Tulisan ini disertakan dalam kegiatan One Week One Post di Warung Blogger, dengan tema:

Pengarang yang Menginspirasi Kehidupan Kita.

 

Karawang, 19 September 2020.

3 comments:

  1. Mantap Bang Famdhy. Seno Gumira juga sutradara bukan, sih? Mohon koreksinya Bang.

    Saya juga punya temen namanya Seno, Bang. Dia benci banget sama narkoba, pas dicek eh nama lengkapnya Seno to drugs. Maap, Bang lucunya segitu doang. Hehehe...

    ReplyDelete
  2. Tulisan dari buku-bukunya Seno Gumira Ajidarma kayaknya memang benar-benar mengidentikkan ke-sastra-an nya ya?

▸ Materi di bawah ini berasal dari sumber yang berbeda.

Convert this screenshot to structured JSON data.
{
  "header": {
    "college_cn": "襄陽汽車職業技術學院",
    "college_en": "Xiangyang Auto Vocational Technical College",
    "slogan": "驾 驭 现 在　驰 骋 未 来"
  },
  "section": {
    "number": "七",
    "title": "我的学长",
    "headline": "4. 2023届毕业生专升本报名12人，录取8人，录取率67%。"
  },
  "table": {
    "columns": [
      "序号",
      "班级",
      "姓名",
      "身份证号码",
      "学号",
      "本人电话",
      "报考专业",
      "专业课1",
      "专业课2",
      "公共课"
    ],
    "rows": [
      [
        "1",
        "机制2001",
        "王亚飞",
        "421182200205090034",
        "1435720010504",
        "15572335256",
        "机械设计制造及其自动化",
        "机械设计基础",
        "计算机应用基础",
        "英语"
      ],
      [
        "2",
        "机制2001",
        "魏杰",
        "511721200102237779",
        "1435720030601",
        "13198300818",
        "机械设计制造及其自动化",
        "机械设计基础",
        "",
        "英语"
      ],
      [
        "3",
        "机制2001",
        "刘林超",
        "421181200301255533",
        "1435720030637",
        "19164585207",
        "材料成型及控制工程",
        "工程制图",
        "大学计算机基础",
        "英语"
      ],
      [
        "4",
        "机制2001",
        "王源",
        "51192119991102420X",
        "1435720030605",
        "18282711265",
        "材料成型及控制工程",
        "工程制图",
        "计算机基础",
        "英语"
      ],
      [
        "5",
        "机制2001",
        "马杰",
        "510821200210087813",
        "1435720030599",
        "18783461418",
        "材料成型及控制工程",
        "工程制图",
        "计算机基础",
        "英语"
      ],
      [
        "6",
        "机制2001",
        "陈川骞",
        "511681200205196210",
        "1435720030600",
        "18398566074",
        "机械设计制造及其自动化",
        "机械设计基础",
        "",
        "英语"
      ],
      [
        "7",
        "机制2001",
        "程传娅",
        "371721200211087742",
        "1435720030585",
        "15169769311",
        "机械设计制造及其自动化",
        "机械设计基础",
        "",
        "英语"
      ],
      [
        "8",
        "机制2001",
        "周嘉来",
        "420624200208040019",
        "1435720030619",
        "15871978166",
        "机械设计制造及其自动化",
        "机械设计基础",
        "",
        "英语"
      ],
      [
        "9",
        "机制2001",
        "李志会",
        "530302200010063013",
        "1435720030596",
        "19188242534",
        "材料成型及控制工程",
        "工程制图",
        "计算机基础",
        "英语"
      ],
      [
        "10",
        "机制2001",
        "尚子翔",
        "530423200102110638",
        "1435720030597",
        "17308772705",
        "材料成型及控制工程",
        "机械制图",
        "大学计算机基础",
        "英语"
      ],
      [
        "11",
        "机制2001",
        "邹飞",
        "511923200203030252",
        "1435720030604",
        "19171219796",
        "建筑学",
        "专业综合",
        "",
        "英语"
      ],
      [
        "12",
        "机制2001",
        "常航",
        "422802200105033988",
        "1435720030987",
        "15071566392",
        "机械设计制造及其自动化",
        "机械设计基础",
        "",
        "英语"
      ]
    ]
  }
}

    "Bertindak seperti padi, menunduk dan merendah". Saya suka kalimat itu. Kita sebagai manusia memang penting untuk selalu teringat akan bertindak seperti padi karena memang itu tindakan yang baik dan mencerminkan sikap rendah hati ya.

    ReplyDelete
  3. Penulis baik nggak cuma bisa mahir menuangkan segala hal ke tulisan, tapi juga mahir mengajak pembaca untuk ikut menyelam ke tulisannya seakan pembaca itu mengalaminya sendiri. Terlebih kalo tulisan bisa menginspirasi pembaca, sangat bermanfaat.